Marr est bavard mais évite soigneusement les aspérités. Il évoque rapidement le cas Dale Hibbert (le 5ème Smiths), évacue assez vite la toxicomanie d’Andy Rourke (dont il loue les qualités et se félicite de l’amitié), parle rapidement de sa propre consommation d’herbe et d’alcool (pourtant centrale dans certaines compositions du groupe) et résume l’histoire de The Smiths à un tête à tête quasi idyllique entre Morrissey et lui, sous le haut patronage de son ami éternel Joe Moss, son double paternel, mentor et dont la place affective est tout aussi importante que celle du chanteur dans la vie de Marr. L’évocation de la rencontre Marr-Morrissey (un classique) est magnifique et presque au niveau de tout le reste. On aime quand Morrissey interroge Marr dans la rue pour lui faire choisir le nom du groupe : The Smiths ? The Smith Family ? Ou The Walking Wounded ? Et on se dit qu’on a échappé au pire. Pour le reste, cette biographie ressemble à une autoroute allemande : elle est droite, on y va vite et on prend à peine le temps de regarder le paysage. Marr, comme l’avait fait Morrissey, choisit de laisser une large place à sa carrière post-Smiths et se fait justice lui-même en donnant l’importance qu’elle mérite à ses autres aventures musicales, depuis Electronic, jusqu’à The The ou à l’épisode moins fameux des Cribs.

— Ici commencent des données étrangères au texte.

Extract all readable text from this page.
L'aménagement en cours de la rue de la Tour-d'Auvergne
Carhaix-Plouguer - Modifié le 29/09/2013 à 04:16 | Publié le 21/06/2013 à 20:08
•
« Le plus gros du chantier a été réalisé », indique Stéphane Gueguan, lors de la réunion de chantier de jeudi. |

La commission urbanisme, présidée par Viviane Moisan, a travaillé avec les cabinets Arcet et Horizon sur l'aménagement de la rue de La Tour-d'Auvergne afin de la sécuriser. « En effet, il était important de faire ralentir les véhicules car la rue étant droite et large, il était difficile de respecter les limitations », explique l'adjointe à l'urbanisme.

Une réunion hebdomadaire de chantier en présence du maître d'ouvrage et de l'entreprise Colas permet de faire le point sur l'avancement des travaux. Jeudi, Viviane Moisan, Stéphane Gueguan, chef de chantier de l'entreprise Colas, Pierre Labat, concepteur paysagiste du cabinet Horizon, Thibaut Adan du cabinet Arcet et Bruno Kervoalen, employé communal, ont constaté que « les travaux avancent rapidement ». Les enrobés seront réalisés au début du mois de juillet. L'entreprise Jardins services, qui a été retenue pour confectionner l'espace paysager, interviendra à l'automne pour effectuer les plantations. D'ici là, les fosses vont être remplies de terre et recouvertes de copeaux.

Là encore, on peut trouver que tout ceci est traité un peu superficiellement sauf à considérer qu’il ne s’est rien passé de véritablement intéressant ou qu’aucune anecdote marrante n’est venue agiter ce qui est présentée comme une longue ode à l’émancipation artistique et personnelle. Le reproche qu’on peut faire à Johnny Marr à la lecture du livre est le suivant : il a eu une vie pleine, heureuse et émaillée d’accomplissements artistiques, personnels, professionnels, nombreux, répétés et sans heurts. Ce qui fait une vie heureuse ne fait pas une bio réussie et c’est évidemment un paradoxe. On a tellement pris l’habitude de lire des trucs sordides, et des histoires de hauts et de bas, que cette réussite exemplaire nous ennuie profondément. Mais ce n’est pas du tout la faute de Marr.

Set the boy free n’en reste pas moins un livre émouvant et qui donne une image flatteuse de son auteur. Il fraie avec Keith Richards, joue avec ses idoles et ne se loupe jamais. Il aime la même femme depuis toujours et fonde une famille heureuse. Il joue de la guitare comme un dieu et découvre lors d’un séjour au Maroc qu’une vie saine (sans tabac et avec plein de footings dedans) lui assurera probablement une existence prospère. Que demander de plus ? A trop forcer le trait du héros pop, on en revient (sans honte) à préférer les trahisons de Morrissey, ses non-dits et ses névroses, ses loupés et ses coups de poignard. L’histoire est cruelle et le public encore plus. Le point d’orgue du livre, largement éventé dans la presse, se situe (et cela en dit beaucoup sur l’accueil fait au livre) quand Marr raconte comment il a renoué l’espace d’une soirée et de quelques coups de fil avec le chanteur de son groupe. C’était en 2008 et cela n’aura duré que quelques heures.

Malgré tout ce qu’il aura réussi et tout ce que le rock lui doit, entre 1986 et 2008, le seul moment où Marr nous intéresse vraiment, c’est quand il se trouve dans la même pièce que Morrissey.